After a week of sold-out soft opening services, Noto Italian Restaurant is gearing up to officially open its doors in St. Peters, Missouri.
The Italian-inspired restaurant, which owners Wayne Sieve and Kendele Noto Sieve first introduced to St. Louis in the form of the Noto pizza trailer, will open its first brick-and-mortar location at 5105 Westwood Drive on Wed., Jan. 8.
The restaurant got its start as a mobile pizza trailer.
Formerly home to Kendele's family's J. Noto Bakery, the space – which seats 66 diners including a few bar seats – has been completely transformed, featuring white marble tables, a striking wood accent wall and vintage Italian posters throughout. Upon entering the restaurant, you'll quickly spot Wayne feeding pizzas into the roaring 1000°F hand-tiled oven imported from Italy. Although the menu has been expanded to include handmade pastas, starters, salads, soups and desserts, the wood-fired pizzas remain the heartbeat of the operation. The pizzas are made in the Neapolitan style, featuring dough that ferments for at least 36 hours and is then blistered to perfection in the oven for just 90 seconds to achieve the characteristic chewy, elastic texture and leopard spotting. Three traditional pies are on offer, including a classic Margherita (which Wayne encourages first-time diners to start with to get a sense of the style), a Marinara pizza and the Bufalina with Bufala mozzarella imported from Campania, Italy. But that's just the beginning.

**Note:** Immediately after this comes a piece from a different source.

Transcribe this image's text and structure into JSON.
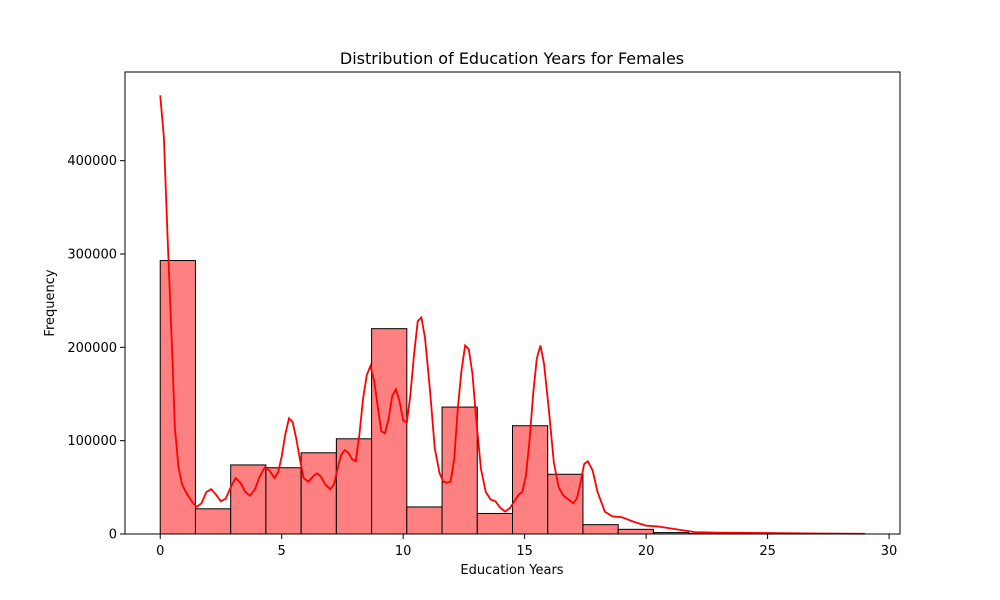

The pizza menu includes 13 other pies, including the Patata (extra-virgin olive oil, salted potatoes, 18-month aged prosciutto and local honey), the Americano (San Marzano tomato, pepperoni, Calabrese pepper flake, Mike's Hot Honey and mozzarella) and the Nduja (Calabrese cream sauce, onion jam, nduja and fresh mozzarella). Fans of the truck will be happy to see the return of popular pies like the Sophia, topped with fig jam, onion, gorgonzola, 18-month aged prosciutto and arugula, then drizzled with balsamic. Wayne expects the pizza menu to rotate throughout the year to incorporate seasonal ingredients (think a sweet corn pizza in the summer).
The restaurant's massive oven also turns out a handful of wood-fired starters including Calabrese meatballs served with marinara and hearth bread, as well as Wayne's personal favorite: Pepper Kasai, featuring fire-roasted red peppers filled with an Italian stuffing of olives, breadcrumbs, capers and Parmesan. Hand-breaded calamari are flash-fried and then served with leeks and honey for dipping, as opposed to marinara. Kendele explains that the couple decided to name the dish Calamari Pirata in tribute to the restaurant in Praianao, Italy, that inspired it.
Six handmade pastas are also on offer, including prosciutto cotto ravioli with ricotta, spinach, Calabrian sausage and cream sauce; ricotta gnocchi with fire-roasted vegetables, garlic olive oil, basil pesto and Parmesan Reggiano; and corzetti, which Wayne refers to as "an old-school pasta" with pinenuts, garlic, pesto and Parmesan Reggiano.
The bar program also leans Italian, with a particular emphasis on amaro. Look for classics like a Negroni and Aperol Spritz alongside the Sinatra with gin, elderflower liqueur, red wine, lemon and egg white. Eventually, Wayne and Kendele hope to make their own amaro and limoncello in house. "We've made limencello in the past, and we want to make it because it's a really beautiful flavor," Wayne says. "The ones they import are a lot more sweet and syrupy than what you have in Italy."
Throughout the menu, Wayne and Kendele pay tribute to their travels throughout Italy. The couple import ingredients including Bufala mozzarella, prosciutto, Parmesan Reggiano, Pecorino Romano, gorgonzola, nduja and all of their flour and olive oil from Italy, and is currently pursuing certification from the Associazione Verace Pizza Napoletana.
In early February, the couple plans to introduce brunch service, starting on Saturdays but eventually expanding to both Saturday and Sunday. Expect to see breakfast pizzas, breakfast sandwiches made with hearth-baked bread and prosciutto cotto and loaded toasts with stracciatella cheese. Around that time, Noto will also introduce a few protein-centered entrees to the dinner menu, such as braised beef with gremolata and pan-fried potatoes. For now, though, guests will be more than satisfied with a taste of Naples in St. Peters.
Starting Jan. 8, Noto will be open Wednesday through Saturday from 4 to 9pm.